Friday, June 10, 2011

Science and Religion: "The Necessity of a Rapprochement"

In the video below, Apollo 14 astronaut, Dr. Edgar Mitchell (the sixth man to walk on the moon), recounts the profound spiritual awakening - an experience of what the ancients called 'samadhi' - which he had while viewing the Earth, Moon and Sun in synchronicity from the immensity of space.

Mitchell's transformational experience prompted him to look deeply into the confluence of the world's great wisdom traditions and science. As a result of this search, Mitchell went on to found the Institute of Noetic Science ("IONS"), a think-tank dedicated to "supporting individual and collective transformation through consciousness research, educational outreach, and engaging a global learning community in the realization of our human potential."

Writing in the most recent IONS newsletter, Mitchell comments on the breach between religious and scientific outlooks over the last four centuries, and makes the case that a rapprochement between the two disciplines - one focused outwardly, the other inwardly - could allow humanity to tap into a vast and under-utilized potential for higher consciousness, thereby yielding a new moral ethic which could help us to resolve the existential problems we face.

"Perhaps after 350 years of divisiveness between science and religion," Dr. Mitchell writes, "we are on the threshold of a new era of knowledge and cooperation. It should be obvious that objective observation and reason do not by themselves produce a satisfactory ethic for living – neither for the individual nor for social systems. Facts become divorced from values, and action from need."

"On the other hand," he notes, "intuition and inspiration do not by themselves produce the agreement society needs to bring about order, structure, and survival in the material world. In this case, observation frequently becomes subject to individual interpretation according to the covert biases of the individual."

There is, however, Mitchell points out, reason to believe that these two great strands of humanity's quest for knowledge can, and should, converge.
"Research over the last fifty years by little-known but forward-looking thinkers," Mitchell observes, "has shown there is a vast creative potential in the human mind that is as yet almost totally unrecognized by science. Nonrational cognitive processes have so far eluded scientific description. However, this potential has been previously known and described by a few ancient sages and enlightened religious teachers, using veiled prescientific language to express what they discovered through subjective, intuitive, experiential means."

"We are," he opines, "on the threshold of rediscovering and redefining those concepts and insights through the objective, rational, experimental efforts of science – if dogmatism and outmoded belief structures do not prevent it.
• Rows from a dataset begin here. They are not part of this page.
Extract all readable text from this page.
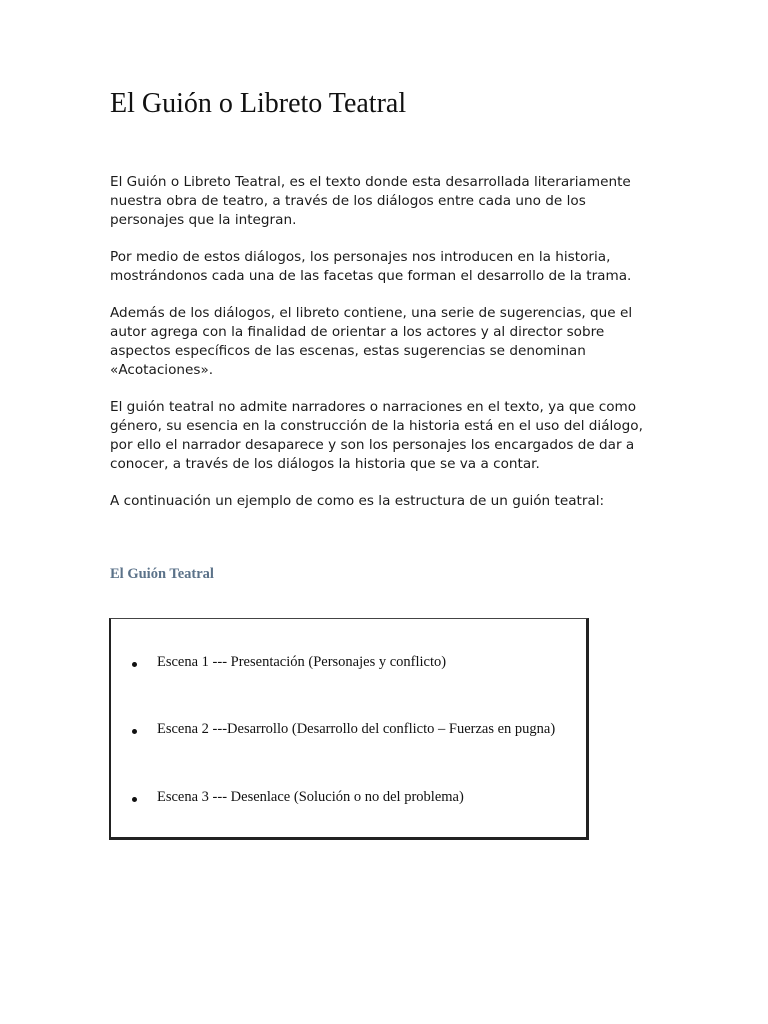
El Guión o Libreto Teatral

El Guión o Libreto Teatral, es el texto donde esta desarrollada literariamente
nuestra obra de teatro, a través de los diálogos entre cada uno de los
personajes que la integran.

Por medio de estos diálogos, los personajes nos introducen en la historia,
mostrándonos cada una de las facetas que forman el desarrollo de la trama.

Además de los diálogos, el libreto contiene, una serie de sugerencias, que el
autor agrega con la finalidad de orientar a los actores y al director sobre
aspectos específicos de las escenas, estas sugerencias se denominan
«Acotaciones».

El guión teatral no admite narradores o narraciones en el texto, ya que como
género, su esencia en la construcción de la historia está en el uso del diálogo,
por ello el narrador desaparece y son los personajes los encargados de dar a
conocer, a través de los diálogos la historia que se va a contar.

A continuación un ejemplo de como es la estructura de un guión teatral:

El Guión Teatral
Escena 1 --- Presentación (Personajes y conflicto)
Escena 2 ---Desarrollo (Desarrollo del conflicto – Fuerzas en pugna)
Escena 3 --- Desenlace (Solución o no del problema)
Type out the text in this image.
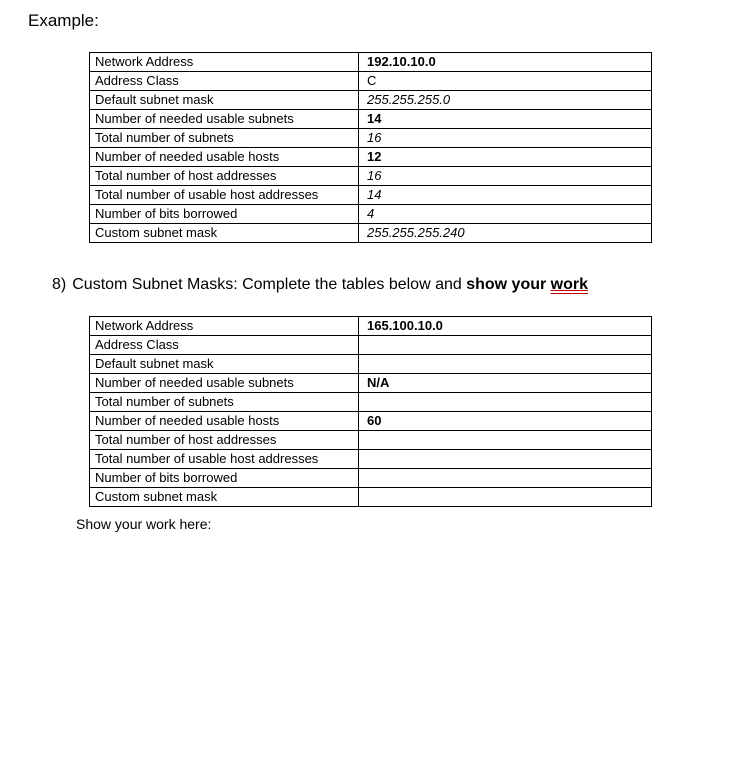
Example:
Network Address	192.10.10.0
Address Class	C
Default subnet mask	255.255.255.0
Number of needed usable subnets	14
Total number of subnets	16
Number of needed usable hosts	12
Total number of host addresses	16
Total number of usable host addresses	14
Number of bits borrowed	4
Custom subnet mask	255.255.255.240
8) Custom Subnet Masks: Complete the tables below and show your work
Network Address	165.100.10.0
Address Class	
Default subnet mask	
Number of needed usable subnets	N/A
Total number of subnets	
Number of needed usable hosts	60
Total number of host addresses	
Total number of usable host addresses	
Number of bits borrowed	
Custom subnet mask	
Show your work here:
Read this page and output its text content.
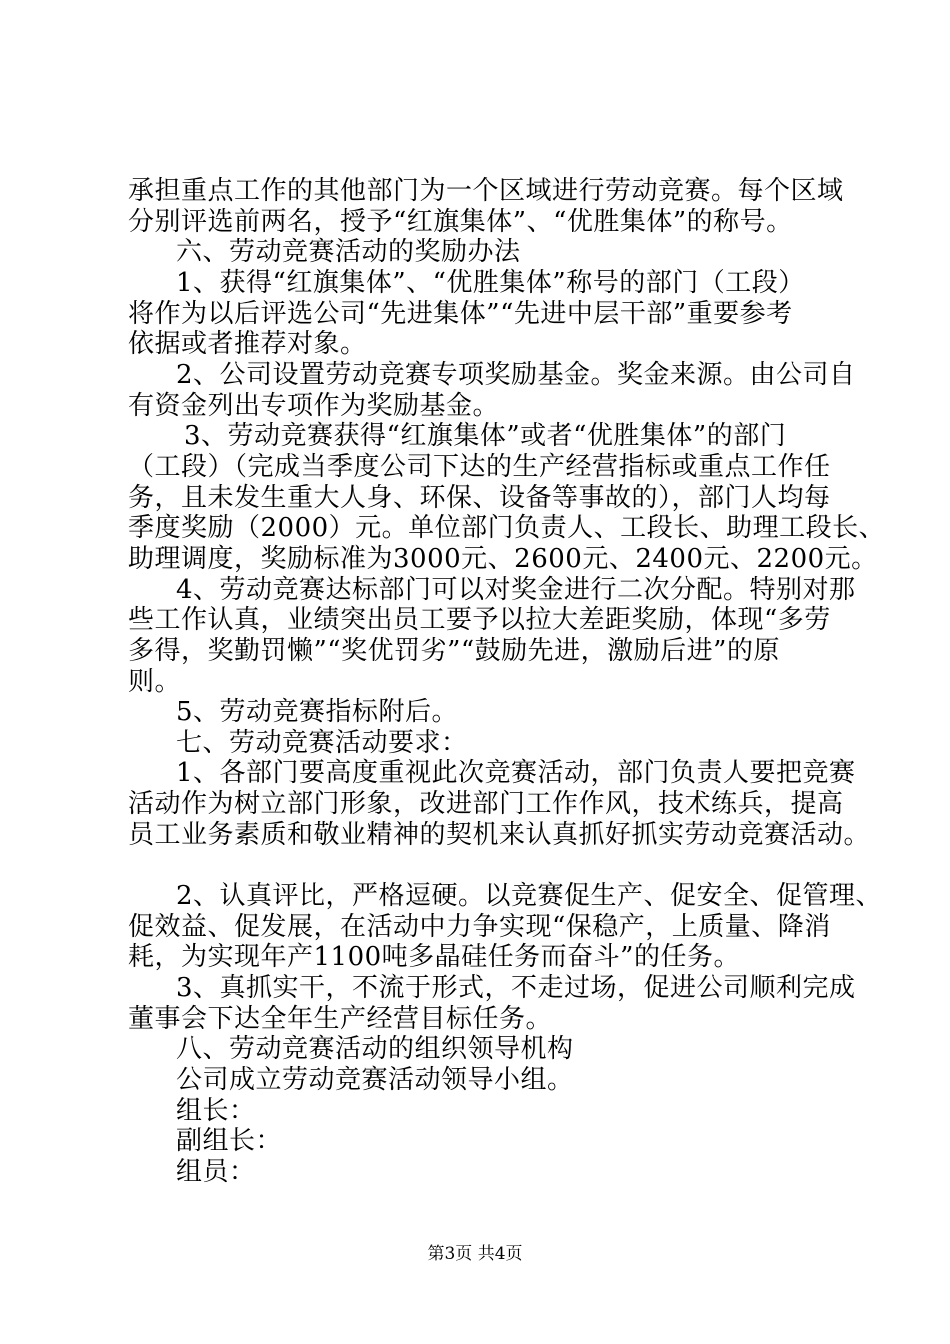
承担重点工作的其他部门为一个区域进行劳动竞赛。每个区域
分别评选前两名，授予“红旗集体”、“优胜集体”的称号。
六、劳动竞赛活动的奖励办法
1、获得“红旗集体”、“优胜集体”称号的部门（工段）
将作为以后评选公司“先进集体”“先进中层干部”重要参考
依据或者推荐对象。
2、公司设置劳动竞赛专项奖励基金。奖金来源。由公司自
有资金列出专项作为奖励基金。
3、劳动竞赛获得“红旗集体”或者“优胜集体”的部门
（工段）（完成当季度公司下达的生产经营指标或重点工作任
务，且未发生重大人身、环保、设备等事故的），部门人均每
季度奖励（2000）元。单位部门负责人、工段长、助理工段长、
助理调度，奖励标准为3000元、2600元、2400元、2200元。
4、劳动竞赛达标部门可以对奖金进行二次分配。特别对那
些工作认真，业绩突出员工要予以拉大差距奖励，体现“多劳
多得，奖勤罚懒”“奖优罚劣”“鼓励先进，激励后进”的原
则。
5、劳动竞赛指标附后。
七、劳动竞赛活动要求：
1、各部门要高度重视此次竞赛活动，部门负责人要把竞赛
活动作为树立部门形象，改进部门工作作风，技术练兵，提高
员工业务素质和敬业精神的契机来认真抓好抓实劳动竞赛活动。
2、认真评比，严格逗硬。以竞赛促生产、促安全、促管理、
促效益、促发展，在活动中力争实现“保稳产，上质量、降消
耗，为实现年产1100吨多晶硅任务而奋斗”的任务。
3、真抓实干，不流于形式，不走过场，促进公司顺利完成
董事会下达全年生产经营目标任务。
八、劳动竞赛活动的组织领导机构
公司成立劳动竞赛活动领导小组。
组长：
副组长：
组员：
第3页 共4页
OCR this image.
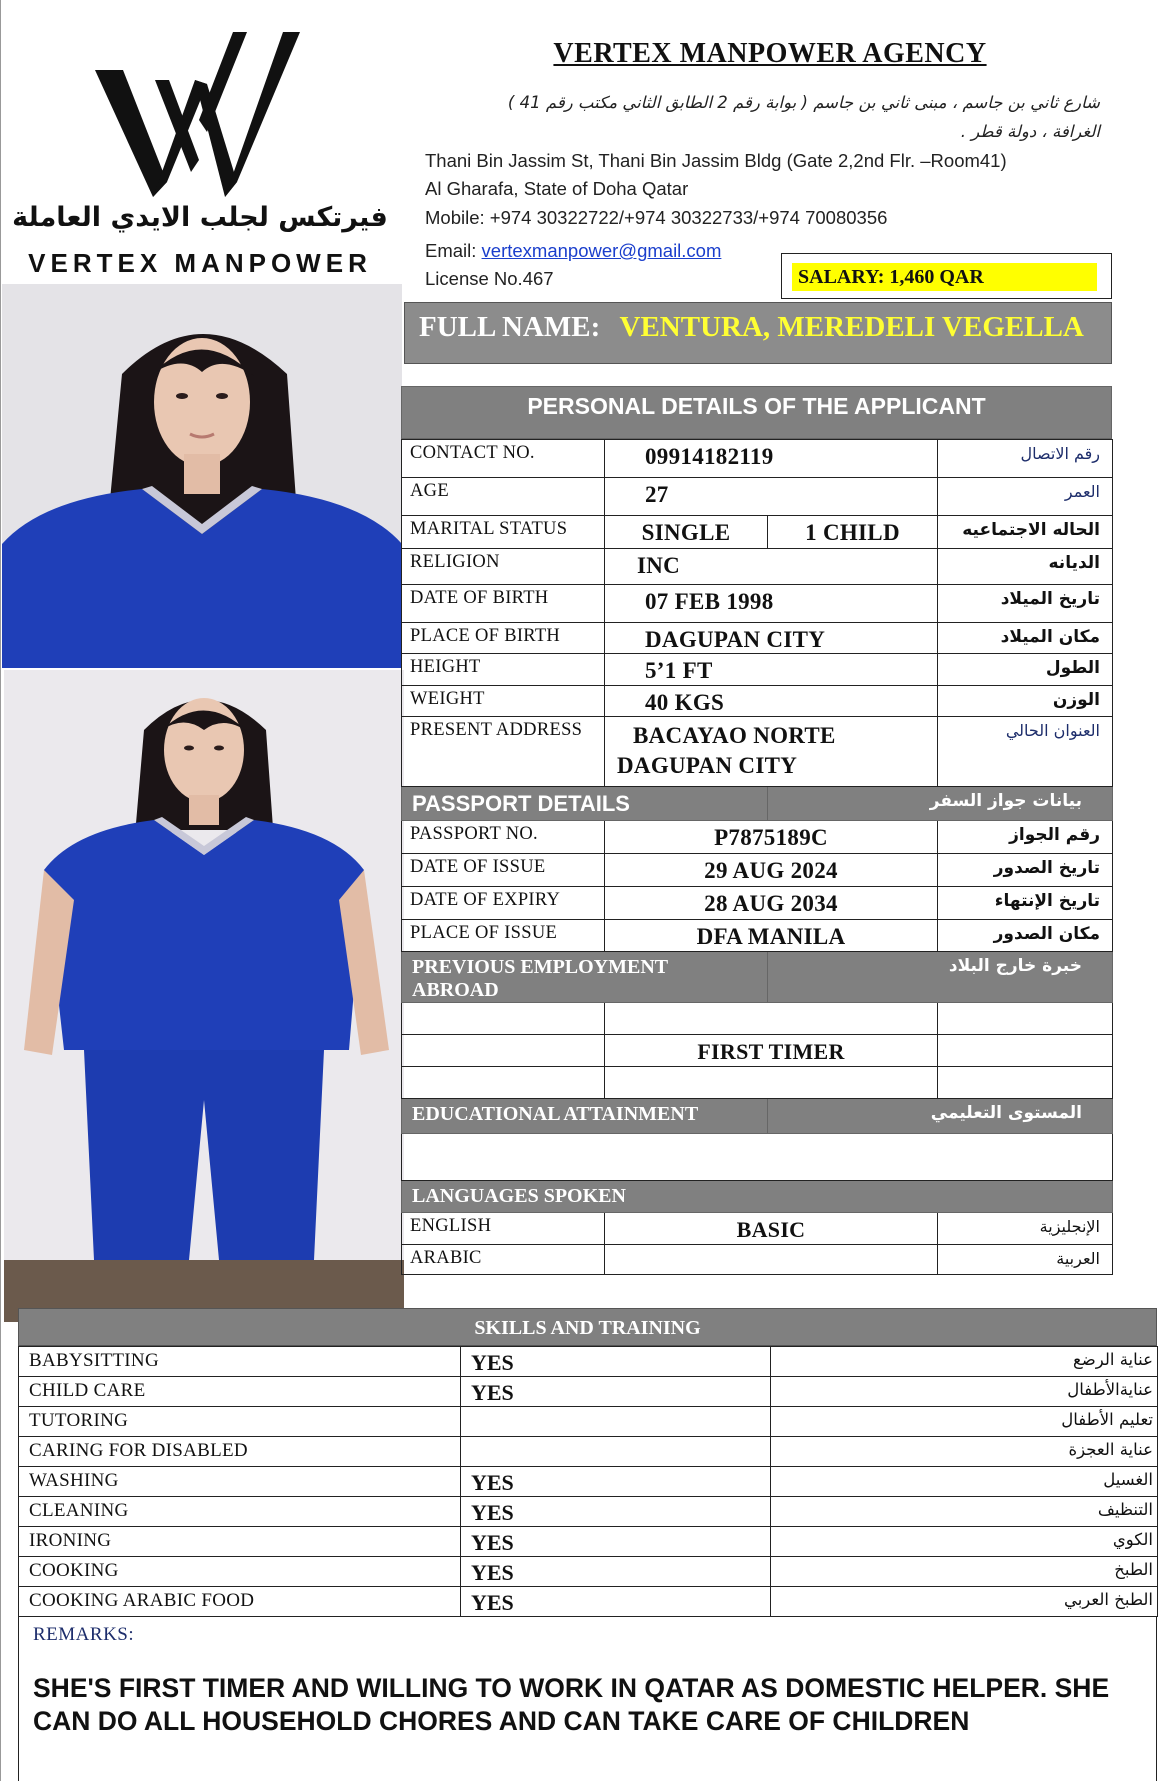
فيرتكس لجلب الايدي العاملة
VERTEX MANPOWER
VERTEX MANPOWER AGENCY
شارع ثاني بن جاسم ، مبنى ثاني بن جاسم ( بوابة رقم 2 الطابق الثاني مكتب رقم 41 )
الغرافة ، دولة قطر .
Thani Bin Jassim St, Thani Bin Jassim Bldg (Gate 2,2nd Flr. –Room41)
Al Gharafa, State of Doha Qatar
Mobile: +974 30322722/+974 30322733/+974 70080356
Email: vertexmanpower@gmail.com
License No.467	SALARY: 1,460 QAR
FULL NAME: VENTURA, MEREDELI VEGELLA
PERSONAL DETAILS OF THE APPLICANT
CONTACT NO.	09914182119		رقم الاتصال
AGE	27		العمر
MARITAL STATUS	SINGLE	1 CHILD	الحاله الاجتماعيه
RELIGION	INC		الديانه
DATE OF BIRTH	07 FEB 1998		تاريخ الميلاد
PLACE OF BIRTH	DAGUPAN CITY		مكان الميلاد
HEIGHT	5’1 FT		الطول
WEIGHT	40 KGS		الوزن
PRESENT ADDRESS	BACAYAO NORTE
DAGUPAN CITY		العنوان الحالي
PASSPORT DETAILS		بيانات جواز السفر	
PASSPORT NO.	P7875189C		رقم الجواز
DATE OF ISSUE	29 AUG 2024		تاريخ الصدور
DATE OF EXPIRY	28 AUG 2034		تاريخ الإنتهاء
PLACE OF ISSUE	DFA MANILA		مكان الصدور
PREVIOUS EMPLOYMENT ABROAD		خبرة خارج البلاد	

	FIRST TIMER		

EDUCATIONAL ATTAINMENT		المستوى التعليمي	

LANGUAGES SPOKEN			
ENGLISH	BASIC		الإنجليزية
ARABIC			العربية
SKILLS AND TRAINING
BABYSITTING	YES	عناية الرضع
CHILD CARE	YES	عنايةالأطفال
TUTORING		تعليم الأطفال
CARING FOR DISABLED		عناية العجزة
WASHING	YES	الغسيل
CLEANING	YES	التنظيف
IRONING	YES	الكوي
COOKING	YES	الطبخ
COOKING ARABIC FOOD	YES	الطبخ العربي
REMARKS:
SHE'S FIRST TIMER AND WILLING TO WORK IN QATAR AS DOMESTIC HELPER. SHE CAN DO ALL HOUSEHOLD CHORES AND CAN TAKE CARE OF CHILDREN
The proper direction of sophisticated instrumentation and laboratory techniques can be the means whereby the physical and metaphysical realms are shown to be different aspects of the same reality."

"If this is demonstrated," Mitchell wryly observes, "it would be ironic, but appropriate, that so-called godless technology and materialistic science should lead to the rediscovery of the essential unity of science and religion."
It is ironic, and just too, that this vision of a convergence of science and religion comes from an individual who glimpsed the potential for a confluence of humanity's understandings of 'inner space' and 'outer space' in space itself.